Without much more to contribute to the main proceedings, the Antonio Stiusso Intelligence industry began to accumulate hours of eavesdropping. The staunch Kirchnerite Luis D’Elía, other leaders and alleged spies were heard exchanging epithets and claiming that they represented the Pink House or the Iranian clerics.
January 14, 2015. Prosecutor Nisman accused CFK, Foreign Minister Héctor Timerman and other officials of orchestrating a “criminal conspiracy,” “a pact with terrorists” to cover up those responsible for the attack in the neighbourhood of Once. Nisman released a summary of his accusation and began leaking details to the press. Beyond predictable pour la galerie political reactions, lawyers, analysts and opposition leaders showed a cautious approach to Nisman’s complaint. The evidence seemed weak, but since it wasn’t fully disclosed to avoid violating the Intelligence law, there was room for something greater — the secret aspects of the complaint became essential.
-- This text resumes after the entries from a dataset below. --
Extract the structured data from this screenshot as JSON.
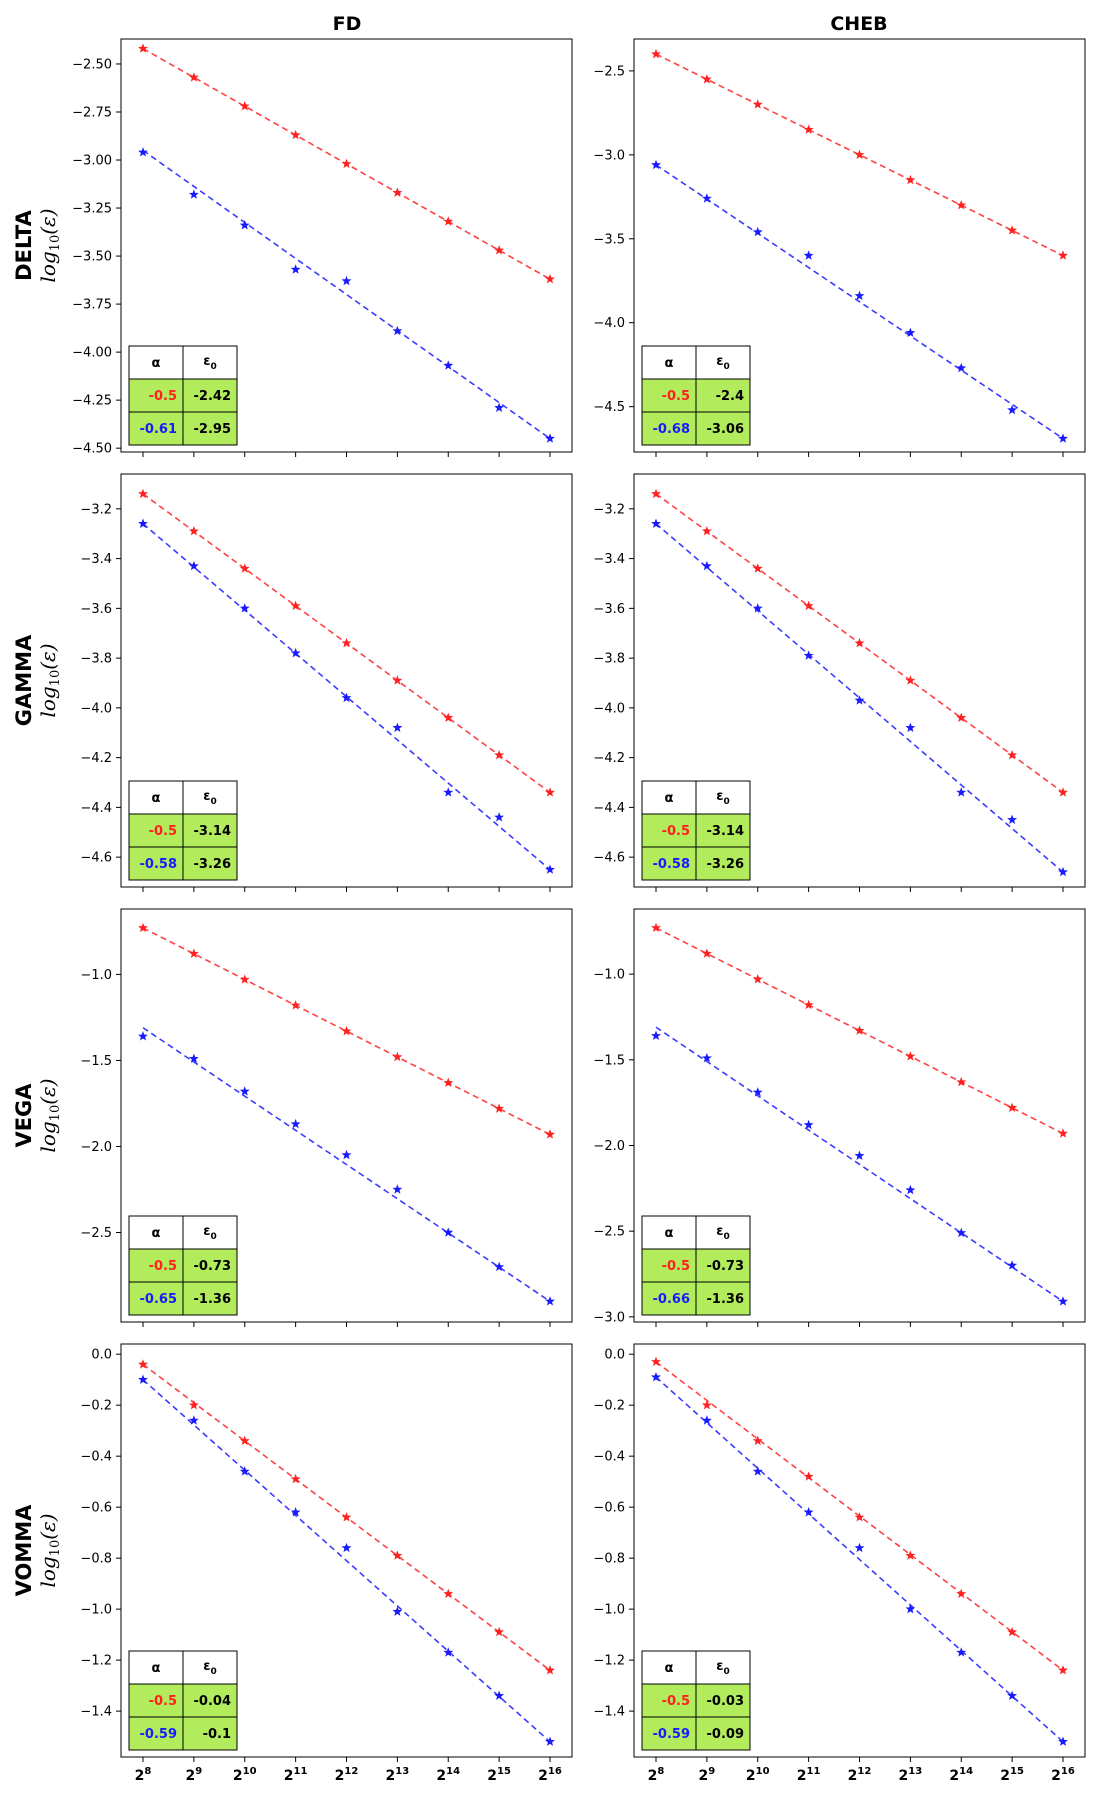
{
  "figure": {
    "columns": [
      "FD",
      "CHEB"
    ],
    "rows": [
      "DELTA",
      "GAMMA",
      "VEGA",
      "VOMMA"
    ],
    "ylabel_main": "log",
    "ylabel_sub": "10",
    "ylabel_arg": "(ε)",
    "x_base": "2",
    "x_exponents": [
      "8",
      "9",
      "10",
      "11",
      "12",
      "13",
      "14",
      "15",
      "16"
    ],
    "table_header_alpha": "α",
    "table_header_eps": "ε",
    "table_header_eps_sub": "0"
  },
  "colors": {
    "red": "#ff2020",
    "blue": "#1a1aff",
    "table_fill": "#b2ec5d",
    "table_header_fill": "#ffffff"
  },
  "chart_data": [
    {
      "type": "line",
      "row": "DELTA",
      "column": "FD",
      "yticks": [
        "-2.50",
        "-2.75",
        "-3.00",
        "-3.25",
        "-3.50",
        "-3.75",
        "-4.00",
        "-4.25",
        "-4.50"
      ],
      "ytick_values": [
        -2.5,
        -2.75,
        -3.0,
        -3.25,
        -3.5,
        -3.75,
        -4.0,
        -4.25,
        -4.5
      ],
      "ylim": [
        -4.52,
        -2.37
      ],
      "series": [
        {
          "name": "red",
          "color": "red",
          "points": [
            -2.42,
            -2.57,
            -2.72,
            -2.87,
            -3.02,
            -3.17,
            -3.32,
            -3.47,
            -3.62
          ],
          "fit": [
            -2.42,
            -3.62
          ]
        },
        {
          "name": "blue",
          "color": "blue",
          "points": [
            -2.96,
            -3.18,
            -3.34,
            -3.57,
            -3.63,
            -3.89,
            -4.07,
            -4.29,
            -4.45
          ],
          "fit": [
            -2.95,
            -4.45
          ]
        }
      ],
      "table": [
        {
          "alpha": "-0.5",
          "eps0": "-2.42",
          "color": "red"
        },
        {
          "alpha": "-0.61",
          "eps0": "-2.95",
          "color": "blue"
        }
      ]
    },
    {
      "type": "line",
      "row": "DELTA",
      "column": "CHEB",
      "yticks": [
        "-2.5",
        "-3.0",
        "-3.5",
        "-4.0",
        "-4.5"
      ],
      "ytick_values": [
        -2.5,
        -3.0,
        -3.5,
        -4.0,
        -4.5
      ],
      "ylim": [
        -4.77,
        -2.31
      ],
      "series": [
        {
          "name": "red",
          "color": "red",
          "points": [
            -2.4,
            -2.55,
            -2.7,
            -2.85,
            -3.0,
            -3.15,
            -3.3,
            -3.45,
            -3.6
          ],
          "fit": [
            -2.4,
            -3.6
          ]
        },
        {
          "name": "blue",
          "color": "blue",
          "points": [
            -3.06,
            -3.26,
            -3.46,
            -3.6,
            -3.84,
            -4.06,
            -4.27,
            -4.52,
            -4.69
          ],
          "fit": [
            -3.06,
            -4.69
          ]
        }
      ],
      "table": [
        {
          "alpha": "-0.5",
          "eps0": "-2.4",
          "color": "red"
        },
        {
          "alpha": "-0.68",
          "eps0": "-3.06",
          "color": "blue"
        }
      ]
    },
    {
      "type": "line",
      "row": "GAMMA",
      "column": "FD",
      "yticks": [
        "-3.2",
        "-3.4",
        "-3.6",
        "-3.8",
        "-4.0",
        "-4.2",
        "-4.4",
        "-4.6"
      ],
      "ytick_values": [
        -3.2,
        -3.4,
        -3.6,
        -3.8,
        -4.0,
        -4.2,
        -4.4,
        -4.6
      ],
      "ylim": [
        -4.72,
        -3.06
      ],
      "series": [
        {
          "name": "red",
          "color": "red",
          "points": [
            -3.14,
            -3.29,
            -3.44,
            -3.59,
            -3.74,
            -3.89,
            -4.04,
            -4.19,
            -4.34
          ],
          "fit": [
            -3.14,
            -4.34
          ]
        },
        {
          "name": "blue",
          "color": "blue",
          "points": [
            -3.26,
            -3.43,
            -3.6,
            -3.78,
            -3.96,
            -4.08,
            -4.34,
            -4.44,
            -4.65
          ],
          "fit": [
            -3.26,
            -4.65
          ]
        }
      ],
      "table": [
        {
          "alpha": "-0.5",
          "eps0": "-3.14",
          "color": "red"
        },
        {
          "alpha": "-0.58",
          "eps0": "-3.26",
          "color": "blue"
        }
      ]
    },
    {
      "type": "line",
      "row": "GAMMA",
      "column": "CHEB",
      "yticks": [
        "-3.2",
        "-3.4",
        "-3.6",
        "-3.8",
        "-4.0",
        "-4.2",
        "-4.4",
        "-4.6"
      ],
      "ytick_values": [
        -3.2,
        -3.4,
        -3.6,
        -3.8,
        -4.0,
        -4.2,
        -4.4,
        -4.6
      ],
      "ylim": [
        -4.72,
        -3.06
      ],
      "series": [
        {
          "name": "red",
          "color": "red",
          "points": [
            -3.14,
            -3.29,
            -3.44,
            -3.59,
            -3.74,
            -3.89,
            -4.04,
            -4.19,
            -4.34
          ],
          "fit": [
            -3.14,
            -4.34
          ]
        },
        {
          "name": "blue",
          "color": "blue",
          "points": [
            -3.26,
            -3.43,
            -3.6,
            -3.79,
            -3.97,
            -4.08,
            -4.34,
            -4.45,
            -4.66
          ],
          "fit": [
            -3.26,
            -4.66
          ]
        }
      ],
      "table": [
        {
          "alpha": "-0.5",
          "eps0": "-3.14",
          "color": "red"
        },
        {
          "alpha": "-0.58",
          "eps0": "-3.26",
          "color": "blue"
        }
      ]
    },
    {
      "type": "line",
      "row": "VEGA",
      "column": "FD",
      "yticks": [
        "-1.0",
        "-1.5",
        "-2.0",
        "-2.5"
      ],
      "ytick_values": [
        -1.0,
        -1.5,
        -2.0,
        -2.5
      ],
      "ylim": [
        -3.02,
        -0.62
      ],
      "series": [
        {
          "name": "red",
          "color": "red",
          "points": [
            -0.73,
            -0.88,
            -1.03,
            -1.18,
            -1.33,
            -1.48,
            -1.63,
            -1.78,
            -1.93
          ],
          "fit": [
            -0.73,
            -1.93
          ]
        },
        {
          "name": "blue",
          "color": "blue",
          "points": [
            -1.36,
            -1.49,
            -1.68,
            -1.87,
            -2.05,
            -2.25,
            -2.5,
            -2.7,
            -2.9
          ],
          "fit": [
            -1.31,
            -2.9
          ]
        }
      ],
      "table": [
        {
          "alpha": "-0.5",
          "eps0": "-0.73",
          "color": "red"
        },
        {
          "alpha": "-0.65",
          "eps0": "-1.36",
          "color": "blue"
        }
      ]
    },
    {
      "type": "line",
      "row": "VEGA",
      "column": "CHEB",
      "yticks": [
        "-1.0",
        "-1.5",
        "-2.0",
        "-2.5",
        "-3.0"
      ],
      "ytick_values": [
        -1.0,
        -1.5,
        -2.0,
        -2.5,
        -3.0
      ],
      "ylim": [
        -3.03,
        -0.62
      ],
      "series": [
        {
          "name": "red",
          "color": "red",
          "points": [
            -0.73,
            -0.88,
            -1.03,
            -1.18,
            -1.33,
            -1.48,
            -1.63,
            -1.78,
            -1.93
          ],
          "fit": [
            -0.73,
            -1.93
          ]
        },
        {
          "name": "blue",
          "color": "blue",
          "points": [
            -1.36,
            -1.49,
            -1.69,
            -1.88,
            -2.06,
            -2.26,
            -2.51,
            -2.7,
            -2.91
          ],
          "fit": [
            -1.31,
            -2.91
          ]
        }
      ],
      "table": [
        {
          "alpha": "-0.5",
          "eps0": "-0.73",
          "color": "red"
        },
        {
          "alpha": "-0.66",
          "eps0": "-1.36",
          "color": "blue"
        }
      ]
    },
    {
      "type": "line",
      "row": "VOMMA",
      "column": "FD",
      "yticks": [
        "0.0",
        "-0.2",
        "-0.4",
        "-0.6",
        "-0.8",
        "-1.0",
        "-1.2",
        "-1.4"
      ],
      "ytick_values": [
        0.0,
        -0.2,
        -0.4,
        -0.6,
        -0.8,
        -1.0,
        -1.2,
        -1.4
      ],
      "ylim": [
        -1.58,
        0.04
      ],
      "series": [
        {
          "name": "red",
          "color": "red",
          "points": [
            -0.04,
            -0.2,
            -0.34,
            -0.49,
            -0.64,
            -0.79,
            -0.94,
            -1.09,
            -1.24
          ],
          "fit": [
            -0.04,
            -1.24
          ]
        },
        {
          "name": "blue",
          "color": "blue",
          "points": [
            -0.1,
            -0.26,
            -0.46,
            -0.62,
            -0.76,
            -1.01,
            -1.17,
            -1.34,
            -1.52
          ],
          "fit": [
            -0.1,
            -1.52
          ]
        }
      ],
      "table": [
        {
          "alpha": "-0.5",
          "eps0": "-0.04",
          "color": "red"
        },
        {
          "alpha": "-0.59",
          "eps0": "-0.1",
          "color": "blue"
        }
      ]
    },
    {
      "type": "line",
      "row": "VOMMA",
      "column": "CHEB",
      "yticks": [
        "0.0",
        "-0.2",
        "-0.4",
        "-0.6",
        "-0.8",
        "-1.0",
        "-1.2",
        "-1.4"
      ],
      "ytick_values": [
        0.0,
        -0.2,
        -0.4,
        -0.6,
        -0.8,
        -1.0,
        -1.2,
        -1.4
      ],
      "ylim": [
        -1.58,
        0.04
      ],
      "series": [
        {
          "name": "red",
          "color": "red",
          "points": [
            -0.03,
            -0.2,
            -0.34,
            -0.48,
            -0.64,
            -0.79,
            -0.94,
            -1.09,
            -1.24
          ],
          "fit": [
            -0.03,
            -1.24
          ]
        },
        {
          "name": "blue",
          "color": "blue",
          "points": [
            -0.09,
            -0.26,
            -0.46,
            -0.62,
            -0.76,
            -1.0,
            -1.17,
            -1.34,
            -1.52
          ],
          "fit": [
            -0.09,
            -1.52
          ]
        }
      ],
      "table": [
        {
          "alpha": "-0.5",
          "eps0": "-0.03",
          "color": "red"
        },
        {
          "alpha": "-0.59",
          "eps0": "-0.09",
          "color": "blue"
        }
      ]
    }
  ]
}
January 17. Nisman spent the day preparing for the “informal” presentation before a congressional committee headed by opposition lawmaker Patricia Bullrich (PRO), with whom he spoke to several times that week. Both emphasized that the hearing on Monday would be secret, while the ruling party tried to push for it to be publicly broadcast.
January 19, 00:08: BuenosAiresHerald.com reporter Damián Pachter tweeted that the body of fiscal Nisman had been found in a pool of blood and he wasn’t breathing.
The shocking news triggered a chilling hypothesis that even influential global analysts agreed with.: The Argentine government used the murky intelligence services to eliminate the man who was about to prove its complicity with Iranian terrorists.
January 20: Federal judge Ariel Lijo released Nisman’s complaint after figuring out that no Intelligence Secretariat agents were mentioned in the complaint.
Meanwhile the president and her staff began sending out hypotheses about murder or suicide, suspects, inconsistencies and strange details. It has been said many times in this newspaper — the Executive branch is entitled to defend itself and explain its arguments but not to imagine guilt aloud, even less blaming with unproven data. Rather than appear as guarantor of a serious investigation, the Presidency collides with itself, including the ineptitude of those community managers running the @CasaRosada account.
Everything makes sense. A prosecutor who accused the head of state dies under mysterious circumstances. The Executive, which has tolerated, backed and worked with intelligence agents operating beyond the democratic framework — like every government did in some way since 1983 — appears as a clear suspect.
Everything makes sense but... Nisman’s complaint seems groundless according to lawyers, pundits and legal sources. The evidence is weak and its assumptions of impunity for Iranians not only didn’t become true but they were also contradicted by the US official who led Interpol between 2000 and 2014. Nisman’s timing for filing of the charges isn’t easy to understand either — years of repetitive telephone wiretaps, which led to an urgent return to the country from Europe. More than dead, the government needed Nisman alive to challenge his arguments.
Federal judge Ariel Lijo has been given the floor. Lijo, with whom the prosecutor had filed the complaint against Fernández de Kirchner, the foreign minister and others, understands the concept of political timing. He is not exactly a Pink House ally, but unlike some of his colleagues, he wouldn't rule based on nothing. Maybe the decision to dismiss the complaint, transfer it to another court, downsizing the seriousness of the allegation — has been made. The question is when it will hapen.